We the People of the United States, in Order to form a more perfect Union, establish
Justice, insure domestic Tranquility, provide for the common defence, promote the
general Welfare, and secure the Blessings of Liberty to ourselves and our Posterity, do
ordain and establish this Constitution for the United States of America.
They were adopted, promulgated, "done in Convention" as it says
by the Unanimous Consent of the States present the Seventeenth Day of September in the Year of our Lord one thousand seven hundred and Eighty seven and of the Independence of the United States of America the Twelfth. In Witness whereof We have hereunto subscribed our Names.
It was, of course, an imperfect document. Barbara Jordan in her opening statement at the House hearings on the impeachment of President Nixon gave voice to one core problem.
Earlier today, we heard the beginning of the Preamble to the Constitution of the United States: "We, the people." It's a very eloquent beginning. But when that document was completed on the seventeenth of September in 1787, I was not included in that "We, the people." I felt somehow for many years that George Washington and Alexander Hamilton just left me out by mistake.
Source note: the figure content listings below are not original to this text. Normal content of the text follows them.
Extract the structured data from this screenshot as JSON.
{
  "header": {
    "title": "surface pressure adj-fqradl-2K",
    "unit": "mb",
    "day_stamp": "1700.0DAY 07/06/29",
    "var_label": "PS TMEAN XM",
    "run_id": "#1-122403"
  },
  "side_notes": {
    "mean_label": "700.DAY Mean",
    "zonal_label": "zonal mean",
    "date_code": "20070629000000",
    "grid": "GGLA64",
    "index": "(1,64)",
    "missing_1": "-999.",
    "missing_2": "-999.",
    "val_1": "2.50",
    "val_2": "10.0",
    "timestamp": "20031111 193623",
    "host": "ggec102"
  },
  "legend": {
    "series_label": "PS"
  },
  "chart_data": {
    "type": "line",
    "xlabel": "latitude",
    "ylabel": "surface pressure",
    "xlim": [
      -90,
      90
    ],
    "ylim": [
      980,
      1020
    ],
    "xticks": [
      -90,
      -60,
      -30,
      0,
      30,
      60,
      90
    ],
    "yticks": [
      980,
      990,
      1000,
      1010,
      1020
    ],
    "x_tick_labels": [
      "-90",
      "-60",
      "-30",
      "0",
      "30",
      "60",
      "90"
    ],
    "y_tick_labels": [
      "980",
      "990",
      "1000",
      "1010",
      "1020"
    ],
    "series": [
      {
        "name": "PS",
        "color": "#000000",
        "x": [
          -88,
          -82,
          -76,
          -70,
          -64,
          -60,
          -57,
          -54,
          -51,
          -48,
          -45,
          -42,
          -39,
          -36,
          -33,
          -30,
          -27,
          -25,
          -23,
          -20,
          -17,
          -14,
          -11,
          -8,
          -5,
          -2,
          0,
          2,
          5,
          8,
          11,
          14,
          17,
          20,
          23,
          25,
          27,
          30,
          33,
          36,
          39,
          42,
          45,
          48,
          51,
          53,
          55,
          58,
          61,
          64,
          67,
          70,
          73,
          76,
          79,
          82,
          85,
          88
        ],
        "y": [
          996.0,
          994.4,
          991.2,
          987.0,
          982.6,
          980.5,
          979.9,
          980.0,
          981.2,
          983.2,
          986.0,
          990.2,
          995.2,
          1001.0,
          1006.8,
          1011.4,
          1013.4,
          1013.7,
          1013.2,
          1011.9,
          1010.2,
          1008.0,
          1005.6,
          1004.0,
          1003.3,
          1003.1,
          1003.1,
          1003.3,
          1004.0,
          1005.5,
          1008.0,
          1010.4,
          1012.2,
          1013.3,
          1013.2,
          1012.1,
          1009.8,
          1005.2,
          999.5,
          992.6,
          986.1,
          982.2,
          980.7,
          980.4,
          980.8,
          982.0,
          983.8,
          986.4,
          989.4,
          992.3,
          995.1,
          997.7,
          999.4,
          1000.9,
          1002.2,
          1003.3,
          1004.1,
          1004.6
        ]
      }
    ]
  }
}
But through the process of amendment, interpretation, and court decision, I have finally been included in "We, the people."
It remains imperfect. There are things we would change today. Some I would. Some you would. If we do not have exactly the country our forefathers envisioned, well, we can argue about how it is and isn't that. And whether that's a good thing or not. It embodies a series of compromises, after all, and that's always going to leave someone unhappy.
And its application. Sigh.
It's a blueprint designed for a largely agrarian society. It created a government intended to be inefficient. It was to be inefficient, because efficient government was government that too readily acted, too readily abused. But it created a government still. Not impotent, just awkward. (The Articles of Confederation created an impotent government. That was part of the reason for the Constitutional Convention.)
We've fiddled with it through Amendment. We've interpreted and reinterpreted it. We've found in it rights noone really imagined. And we've squandered protections it clearly promised.
But the structure, for good or ill, has endured.
It was 227 years ago today. September the seventeenth, 1787.
"What is it you've given us?" a woman supposedly asked Ben Franklin as he walked out of the Convention that day.
"A republic, if you can keep it," Franklin is said to have replied.